The note was signed, ‘B.T.’
‘You can keep it,’ Hickie said. ‘I’ve got the original and other copies.’
I folded the paper and put it in my pocket. A tap came at the door and the secretary poked her head through.
‘I’m about to go, Mr Hickie. Is there anything …?’
Hickie shook his head. ‘No thanks, Jenny. See you tomorrow. Good night.’
‘Things are slack,’ I said after Jenny had gone.
Hickie sighed. ‘Yeah. I hope I can pay Jenny’s wages next week. It’d help if Felicia could make up her mind about a few things.’

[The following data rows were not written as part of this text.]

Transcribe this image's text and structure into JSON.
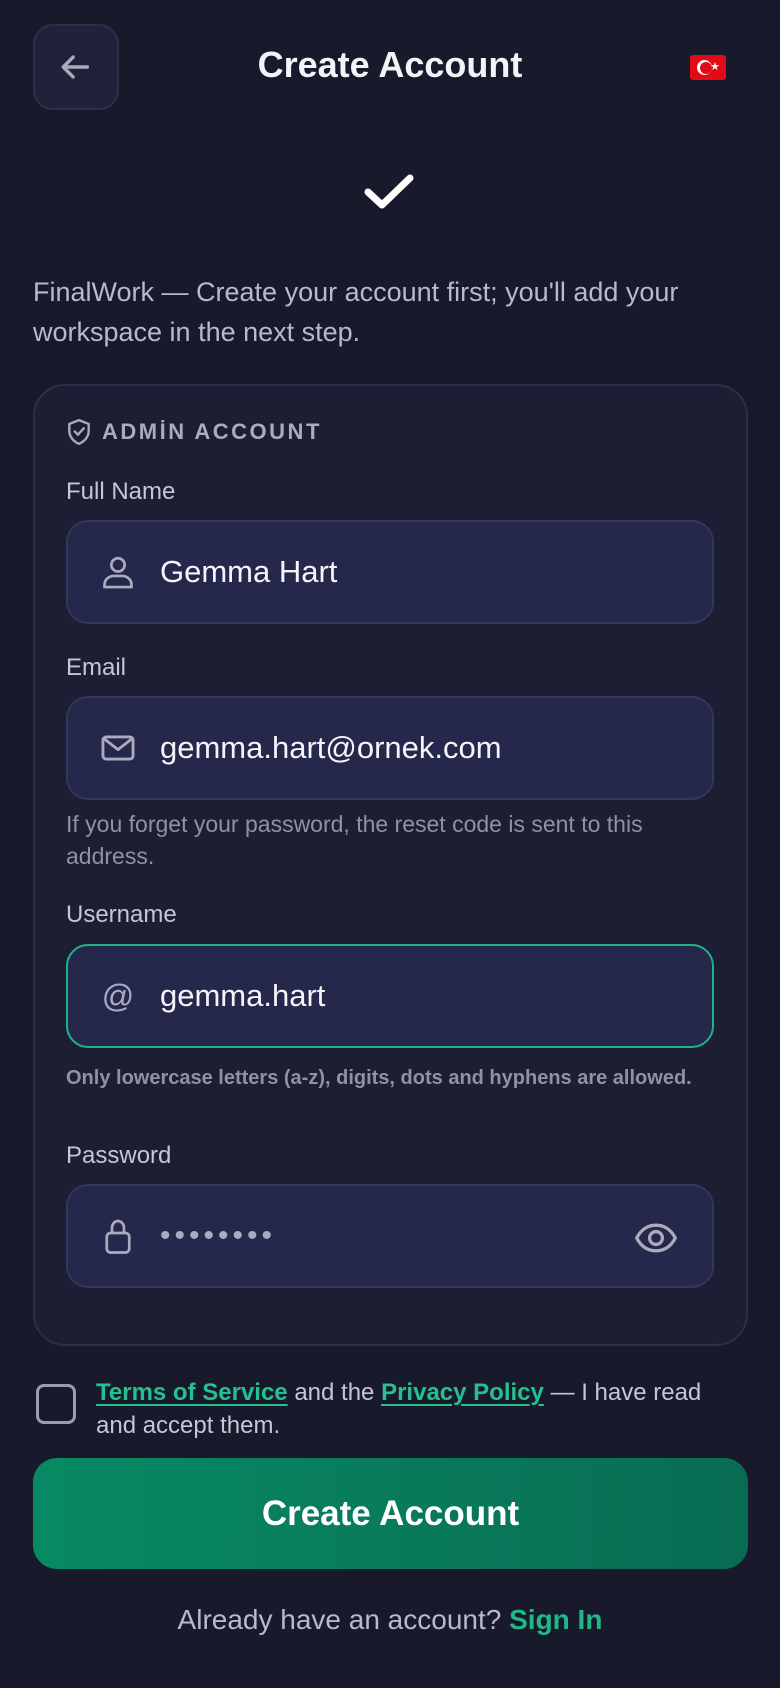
{
  "header": {
    "title": "Create Account",
    "language_flag": "turkey-flag"
  },
  "intro_text": "FinalWork — Create your account first; you'll add your workspace in the next step.",
  "card": {
    "section_title": "ADMİN ACCOUNT",
    "full_name": {
      "label": "Full Name",
      "value": "Gemma Hart",
      "icon": "user-icon"
    },
    "email": {
      "label": "Email",
      "value": "gemma.hart@ornek.com",
      "icon": "mail-icon",
      "hint": "If you forget your password, the reset code is sent to this address."
    },
    "username": {
      "label": "Username",
      "at_symbol": "@",
      "value": "gemma.hart",
      "hint": "Only lowercase letters (a-z), digits, dots and hyphens are allowed."
    },
    "password": {
      "label": "Password",
      "masked_value": "••••••••",
      "icon": "lock-icon"
    }
  },
  "terms": {
    "terms_link": "Terms of Service",
    "connector": " and the ",
    "privacy_link": "Privacy Policy",
    "suffix": " — I have read and accept them."
  },
  "submit_label": "Create Account",
  "signin": {
    "prompt": "Already have an account? ",
    "link": "Sign In"
  },
  "colors": {
    "background": "#181a2c",
    "accent": "#1db48a",
    "button": "#078a63"
  }
}
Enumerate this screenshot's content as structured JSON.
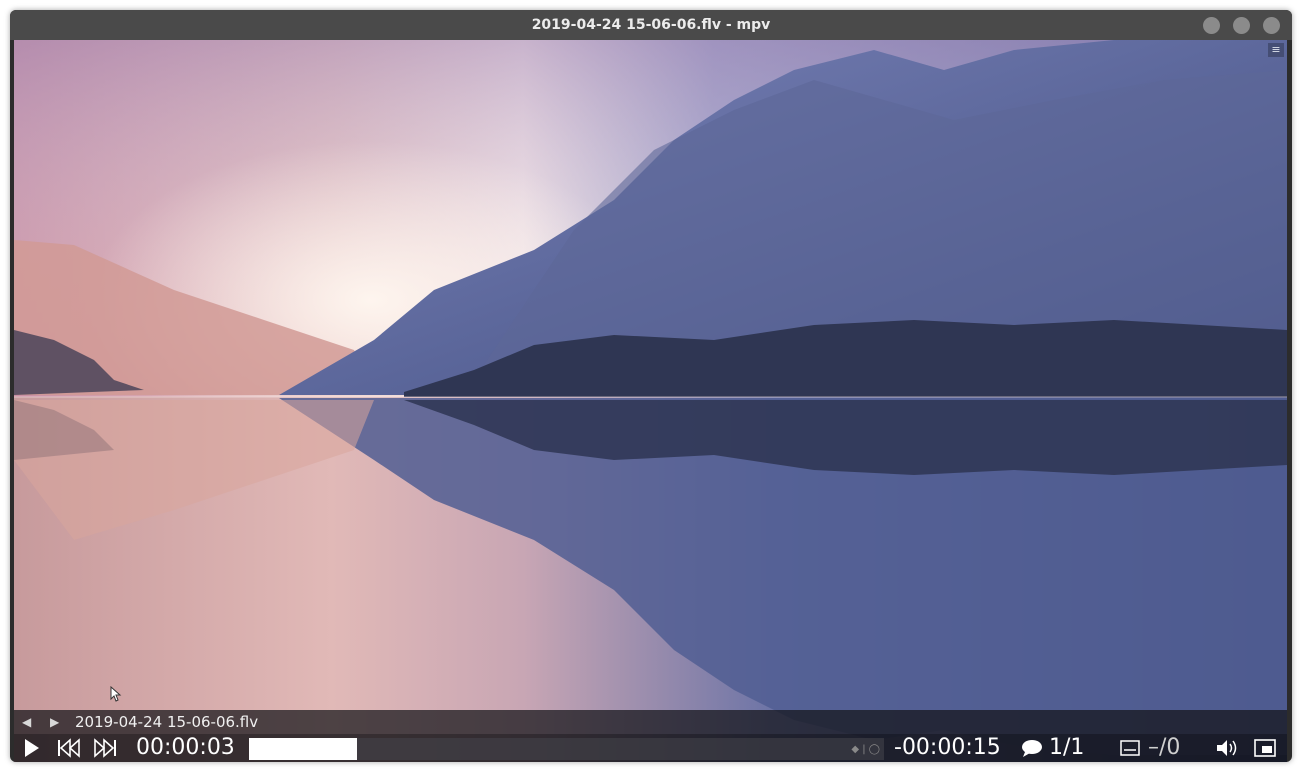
{
  "window": {
    "title": "2019-04-24 15-06-06.flv - mpv"
  },
  "titlebar_buttons": [
    "minimize",
    "maximize",
    "close"
  ],
  "colors": {
    "titlebar": "#4a4a4a",
    "osc_background": "#141418",
    "seek_fill": "#ffffff"
  },
  "overlay": {
    "menu_icon": "hamburger-icon"
  },
  "osc": {
    "playlist_prev_icon": "triangle-left-icon",
    "playlist_next_icon": "triangle-right-icon",
    "filename": "2019-04-24 15-06-06.flv",
    "play_icon": "play-icon",
    "skip_back_icon": "skip-back-icon",
    "skip_forward_icon": "skip-forward-icon",
    "elapsed": "00:00:03",
    "remaining": "-00:00:15",
    "progress_fraction": 0.17,
    "subtitle_icon": "speech-bubble-icon",
    "subtitle_track": "1/1",
    "audio_track": "–/0",
    "volume_icon": "speaker-icon",
    "fullscreen_icon": "window-icon"
  }
}
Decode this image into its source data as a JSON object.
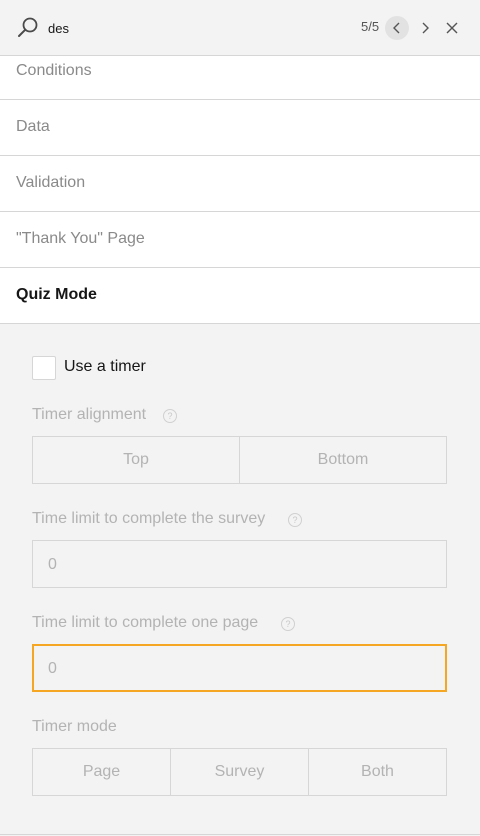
{
  "search": {
    "value": "des",
    "count": "5/5"
  },
  "sections": {
    "conditions": "Conditions",
    "data": "Data",
    "validation": "Validation",
    "thank_you": "\"Thank You\" Page",
    "quiz": "Quiz Mode"
  },
  "quiz_panel": {
    "use_timer_label": "Use a timer",
    "use_timer_checked": false,
    "timer_alignment": {
      "label": "Timer alignment",
      "options": [
        "Top",
        "Bottom"
      ]
    },
    "time_limit_survey": {
      "label": "Time limit to complete the survey",
      "value": "0"
    },
    "time_limit_page": {
      "label": "Time limit to complete one page",
      "value": "0"
    },
    "timer_mode": {
      "label": "Timer mode",
      "options": [
        "Page",
        "Survey",
        "Both"
      ]
    },
    "help_glyph": "?"
  },
  "icons": {
    "search": "search-icon",
    "prev": "chevron-left-icon",
    "next": "chevron-right-icon",
    "close": "close-icon",
    "help": "help-icon"
  },
  "colors": {
    "focus_border": "#f5a623",
    "disabled_text": "#b3b3b3",
    "border": "#d6d6d6"
  }
}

‘Do you think Barnes Todd was murdered?’
‘I don’t know.’
‘Was he doing anything that could’ve got him killed?’
‘He was making money.’
‘And enemies?’
He shrugged. ‘Don’t they go together?’
‘I’ll need your cooperation,’ I said. ‘I’ll have to know everything about his business dealings, new and old.’
‘Happy to help. But you’ll have to get past Felicia first. She could hold up settling the estate for a hell of a long time if she wanted to.’
‘I’ve got an appointment to see her tonight.’
‘Good.’ He looked out the window and noticed the rain. ‘Shit,’ he said. ‘My car’s in dock.’
‘Where d’you live?’
‘Randwick.’
‘I’m going to Coogee, I’ll drop you.’
We got moderately wet running through the rain to the car. On the drive to Randwick, Hickie seemed tense. We passed a pub and he said: ‘I used to drink in there with Barnes.’
‘He was a good drinker, as I recall.’
‘He used to be before he met Felicia. She put him on a diet. He lost weight. Slept well. Looked years younger.’
‘When did you last see him?’
‘I looked it up. It was five weeks before his death. I used to see him more often than that, but we met less and less after he got married.’